協力金は都が独自に行う施策で、事実、千葉県の森田知事は「都と足並みをそろえるというのは簡単だが、都と千葉県の財政には雲泥の差がある」と述べ、財政上の観点から都が行うような対応が難しいとの考えを示し、国からの支援に期待をにじませた。
緊急事態宣言の対象地域となった他の府県ではなかなか東京都のような対応ができないため、「国が休業補償をすべき」との声も広がっているが、しかし、国が休業した中小企業をサポートしないというのは事実ではない。
そもそも東京都の取り組みも、休業した中小企業への休業補償ではなく、休業要請への「協力金」だ。補償ではない。売り上げの損失という損害などを賄うとなれば莫大な財政が必要となるうえ、不正受給の可能性も否定できない。
海外でも、例えば英国は、イングランドの小売・観光・娯楽業事業者への税の免除や国営英国ビジネス銀行の8割保証による銀行借入の拡充など税や金融措置、また労働者の休業補償はあるが企業への休業補償はない。
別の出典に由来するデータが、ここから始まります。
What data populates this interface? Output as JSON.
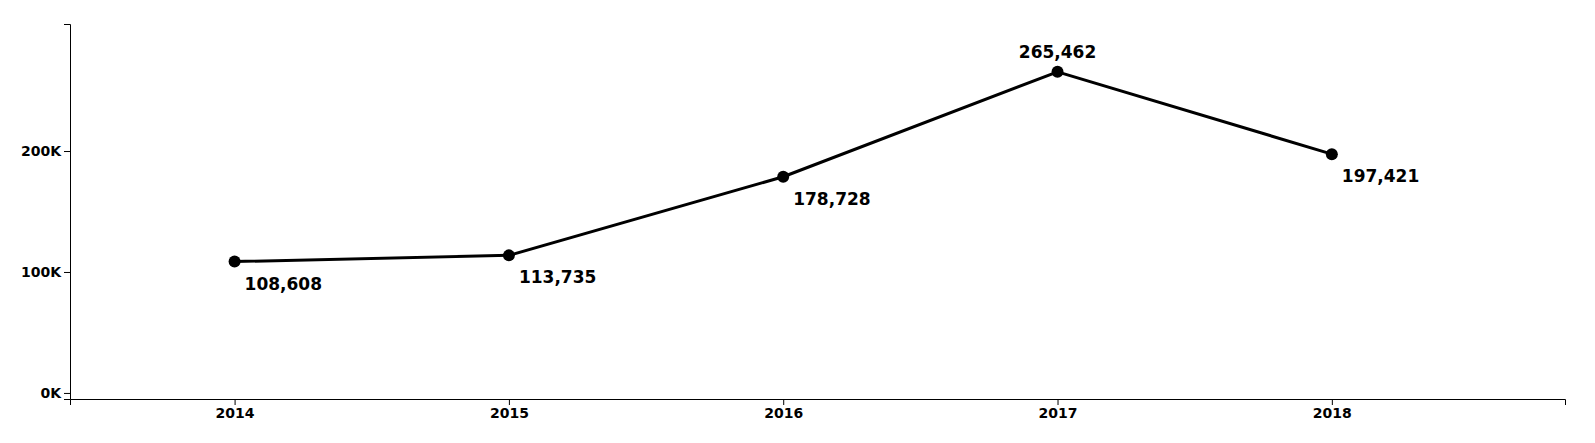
{
  "chart_data": {
    "type": "line",
    "x": [
      2014,
      2015,
      2016,
      2017,
      2018
    ],
    "values": [
      108608,
      113735,
      178728,
      265462,
      197421
    ],
    "value_labels": [
      "108,608",
      "113,735",
      "178,728",
      "265,462",
      "197,421"
    ],
    "data_labels": true,
    "color": "#000000",
    "marker": "circle",
    "xlim": [
      2013.4,
      2018.85
    ],
    "xticks": [
      2014,
      2015,
      2016,
      2017,
      2018
    ],
    "ylim": [
      -5000,
      305000
    ],
    "yticks": [
      {
        "value": 0,
        "label": "0K"
      },
      {
        "value": 100000,
        "label": "100K"
      },
      {
        "value": 200000,
        "label": "200K"
      }
    ],
    "grid": false
  }
}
だから、東京都も補償ではなく「協力金」という名目で、中小企業をサポートするわけだ。
他の府県が独自に東京都のような取り組みをするのは困難なことは事実だろうが、実は、政府が今回策定した「新型コロナウイルス感染症緊急経済対策」に盛り込まれ、新設される「新型コロナウイルス感染症対応地方創生臨時交付金」の活用で、都のような「協力金」を支払うことも可能なのだ。
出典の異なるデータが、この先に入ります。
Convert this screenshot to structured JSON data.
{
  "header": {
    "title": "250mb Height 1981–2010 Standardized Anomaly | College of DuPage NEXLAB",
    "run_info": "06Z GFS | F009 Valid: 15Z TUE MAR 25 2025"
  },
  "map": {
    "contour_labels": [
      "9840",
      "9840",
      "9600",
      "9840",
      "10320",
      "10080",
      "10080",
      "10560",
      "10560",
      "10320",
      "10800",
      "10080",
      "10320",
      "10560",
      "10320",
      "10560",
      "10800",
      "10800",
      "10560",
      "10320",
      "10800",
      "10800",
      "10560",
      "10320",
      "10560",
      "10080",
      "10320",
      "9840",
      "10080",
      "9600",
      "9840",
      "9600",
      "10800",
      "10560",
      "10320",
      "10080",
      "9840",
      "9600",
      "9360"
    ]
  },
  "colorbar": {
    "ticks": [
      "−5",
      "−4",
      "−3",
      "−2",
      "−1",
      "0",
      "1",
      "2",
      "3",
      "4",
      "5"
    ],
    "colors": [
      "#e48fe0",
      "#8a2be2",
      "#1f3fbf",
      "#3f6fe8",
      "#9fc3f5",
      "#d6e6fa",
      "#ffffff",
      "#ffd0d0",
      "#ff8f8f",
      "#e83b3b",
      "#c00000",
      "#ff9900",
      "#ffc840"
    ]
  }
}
同臨時交付金は、感染拡大の影響を受けている地域経済や住民生活を支援するために作られたもので、2020年度補正予算案に1兆円が計上されている。
各自治体への交付限度額は、人口や新型コロナウイルス感染症の感染状況、国庫補助事業の地方負担額などに応じて算定されるが、政府はこの交付金について、休業した中小企業の支援という位置づけで認めるという。
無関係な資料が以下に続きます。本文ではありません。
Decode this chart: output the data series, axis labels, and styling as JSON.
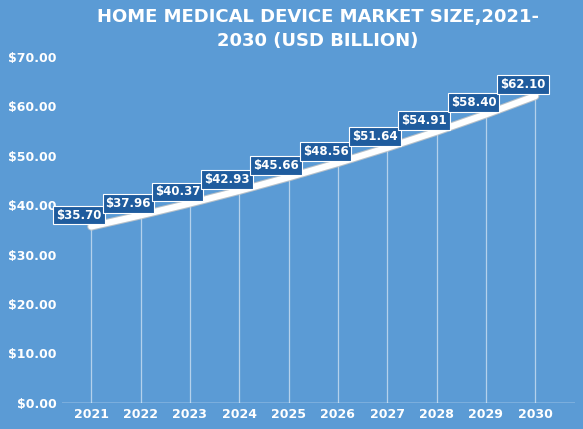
{
  "title": "HOME MEDICAL DEVICE MARKET SIZE,2021-\n2030 (USD BILLION)",
  "years": [
    2021,
    2022,
    2023,
    2024,
    2025,
    2026,
    2027,
    2028,
    2029,
    2030
  ],
  "values": [
    35.7,
    37.96,
    40.37,
    42.93,
    45.66,
    48.56,
    51.64,
    54.91,
    58.4,
    62.1
  ],
  "labels": [
    "$35.70",
    "$37.96",
    "$40.37",
    "$42.93",
    "$45.66",
    "$48.56",
    "$51.64",
    "$54.91",
    "$58.40",
    "$62.10"
  ],
  "background_color": "#5b9bd5",
  "label_box_color": "#1f5c9e",
  "label_text_color": "#ffffff",
  "axis_text_color": "#ffffff",
  "title_color": "#ffffff",
  "ylim": [
    0,
    70
  ],
  "yticks": [
    0,
    10,
    20,
    30,
    40,
    50,
    60,
    70
  ],
  "ytick_labels": [
    "$0.00",
    "$10.00",
    "$20.00",
    "$30.00",
    "$40.00",
    "$50.00",
    "$60.00",
    "$70.00"
  ],
  "title_fontsize": 13,
  "tick_fontsize": 9,
  "label_fontsize": 8.5,
  "xlim_left": 2020.4,
  "xlim_right": 2030.8
}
自治体がこの交付金を活用すれば、財政が厳しくとも休業した中小企業への支援ができるというわけだ。
中小企業支援で言えば、政府はまた、資金繰りの悪化が懸念される中小企業に対し、地方銀行や信用金庫など民間金融機関経由でも無利子・無担保融資を実施することを決めたほか、事業継続に向けた給付金も創設する。
こちらは、売り上げが前年比50%以上減少した中堅中小企業は最大200万円、フリーランスを含めた個人事業主は最大100万円補填される見込みだ。
政府の対策について批判ばかりが目に付くが、現実には雇用調整助成金や交付金、給付金などさまざまな支援策が用意されているのだ。